I would love to understand what is beneath the costs better. Re PG&E, I do not intend to blame them, since I haven’t gone into why the costs are why they are. I would say that some of the big utilities *want* to transition to “poles and wires” companies. This evolution of the CCAs has been difficult not only wrt revenue but also when it comes to managing risk and having a fallback in case a CCA goes bust. The IOUs are in a difficult place. To your third point, I agree that a few people are making a lot of money from California policies to encourage cleaner tech. I talked with a CEO of one of those companies once, and he insisted that it was appropriate because people like him wouldn’t take the risk without a big payout. But I wonder about that and the size of the payout. FWIW, I wouldn’t call of this socialist (your fourth point), I would call it capitalist, to a fault. Just look at the inequality in CA. Anyway, thanks for taking the time to spell out your thoughts. A few links next time would be bueno.

@Asher: Microgrids are interesting, especially in the power-shutoff areas. It will be interesting to see how their costs evolve and how we value the resilience and lower transmission costs they provide. I think land costs here would be an issue.
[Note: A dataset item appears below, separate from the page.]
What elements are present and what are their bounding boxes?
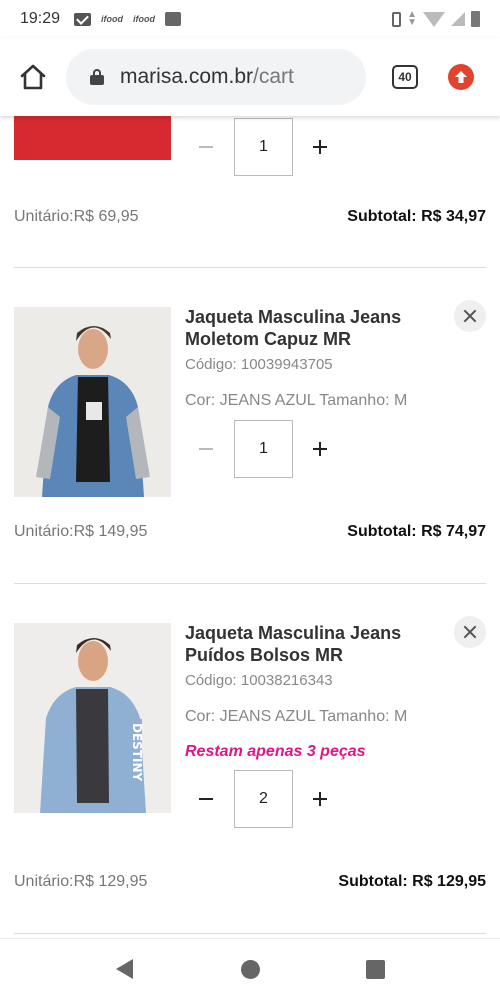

Posted by CyberVoter, a resident of Atherton: other,
on Feb 3, 2021 at 1:10 pm

CyberVoter is a registered user.

If you would like an alternative view, look at the latest 5 min video at Web Link In short CA's Electricity & Natural Gas costs are so high & will be much much higher because the PUC is a Political organization of Zealots that are not trained technically, or in business/economics. There is no real reason that CA must have such higher rates. Things "Cost more in CA" because we allow it to happen! Solar & Wind require very long transmission & distribution line from their massive acreage to the end user. This wiring is both enormously expensive to build & maintain, and also suffers massive power losses over the distance & is a source of fallen wires to ignite fires!
We need to replace the current Political appointees at the CA PUC with people that understand the realities of the working class in CA and work for them. Otherwise "Green Investors" will get richer & the average Californian will get much poorer. There is no "Silver Bullet"as the Zealots claim.
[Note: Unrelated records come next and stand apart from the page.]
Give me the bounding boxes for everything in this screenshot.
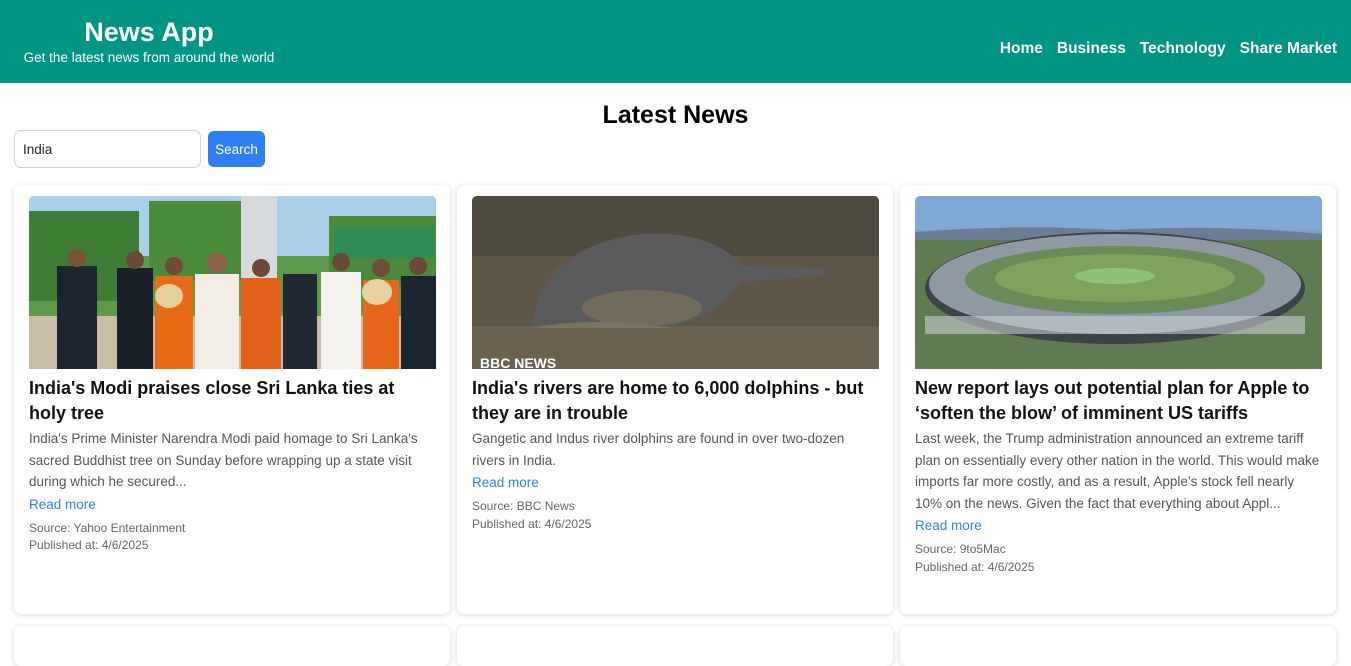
brand: News App Get the latest news from around… <box>14 16 284 67</box>
article-title: New report lays out potential plan for A… <box>915 378 1310 423</box>
image-watermark: BBC NEWS <box>480 355 556 369</box>
article-description: Gangetic and Indus river dolphins are fo… <box>472 431 845 468</box>
search-button[interactable]: Search <box>208 131 265 167</box>
article-image-apple-park[interactable] <box>915 196 1322 369</box>
app-tagline: Get the latest news from around the worl… <box>23 50 275 65</box>
main-nav: Home Business Technology Share Market <box>1000 39 1337 59</box>
article-description: Last week, the Trump administration anno… <box>915 431 1320 511</box>
news-card: New report lays out potential plan for A… <box>900 185 1336 614</box>
read-more-link[interactable]: Read more <box>915 515 982 536</box>
article-title: India's rivers are home to 6,000 dolphin… <box>472 378 864 423</box>
news-card: BBC NEWS India's rivers are home to 6,00… <box>457 185 893 614</box>
article-title: India's Modi praises close Sri Lanka tie… <box>29 378 395 423</box>
article-published-date: Published at: 4/6/2025 <box>472 516 592 531</box>
app-header: News App Get the latest news from around… <box>0 0 1351 83</box>
nav-home[interactable]: Home <box>1000 39 1043 59</box>
read-more-link[interactable]: Read more <box>29 494 96 515</box>
article-source: Source: BBC News <box>472 499 575 513</box>
app-title: News App <box>84 17 214 47</box>
article-image-river-dolphin[interactable]: BBC NEWS <box>472 196 879 369</box>
article-published-date: Published at: 4/6/2025 <box>915 559 1035 574</box>
article-source: Source: Yahoo Entertainment <box>29 520 186 535</box>
nav-share-market[interactable]: Share Market <box>1240 39 1337 59</box>
read-more-link[interactable]: Read more <box>472 472 539 493</box>
news-card: India's Modi praises close Sri Lanka tie… <box>14 185 450 614</box>
nav-technology[interactable]: Technology <box>1140 39 1226 59</box>
news-card-partial <box>457 626 893 666</box>
article-published-date: Published at: 4/6/2025 <box>29 538 149 552</box>
search-input[interactable] <box>14 130 201 168</box>
article-source: Source: 9to5Mac <box>915 542 1006 556</box>
page-title: Latest News <box>602 101 749 129</box>
nav-business[interactable]: Business <box>1057 39 1126 59</box>
article-description: India's Prime Minister Narendra Modi pai… <box>29 431 418 489</box>
article-image-modi-procession[interactable] <box>29 196 436 369</box>
news-card-partial <box>900 626 1336 666</box>
news-card-partial <box>14 626 450 666</box>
Posted by Mark, a resident of Shoreline West,
on Feb 3, 2021 at 5:47 pm

Mark is a registered user.

We have an elderly person that we care for in our home. There are 2 medical devices that run 24/7. They have to be on and running. I am assuming it was the State of California that set the regulations on how to determine what size each household is, and can use before going into Tier 2, then Tier 3. Each higher tier has ever higher electric rates. We never get below $450 a month in the winter. During the summer it runs $600. We have a small room A/C that runs on those hot days to prevent another heat stroke. We did apply for the medical necessity form that PG&E has,it was filled out and signed by the physician, but the rates did not change.

How I wish we could go back to how the rates used to be, before our politicians in Sacramento started to regulate them, PG&E, to death. We are paying the price for it.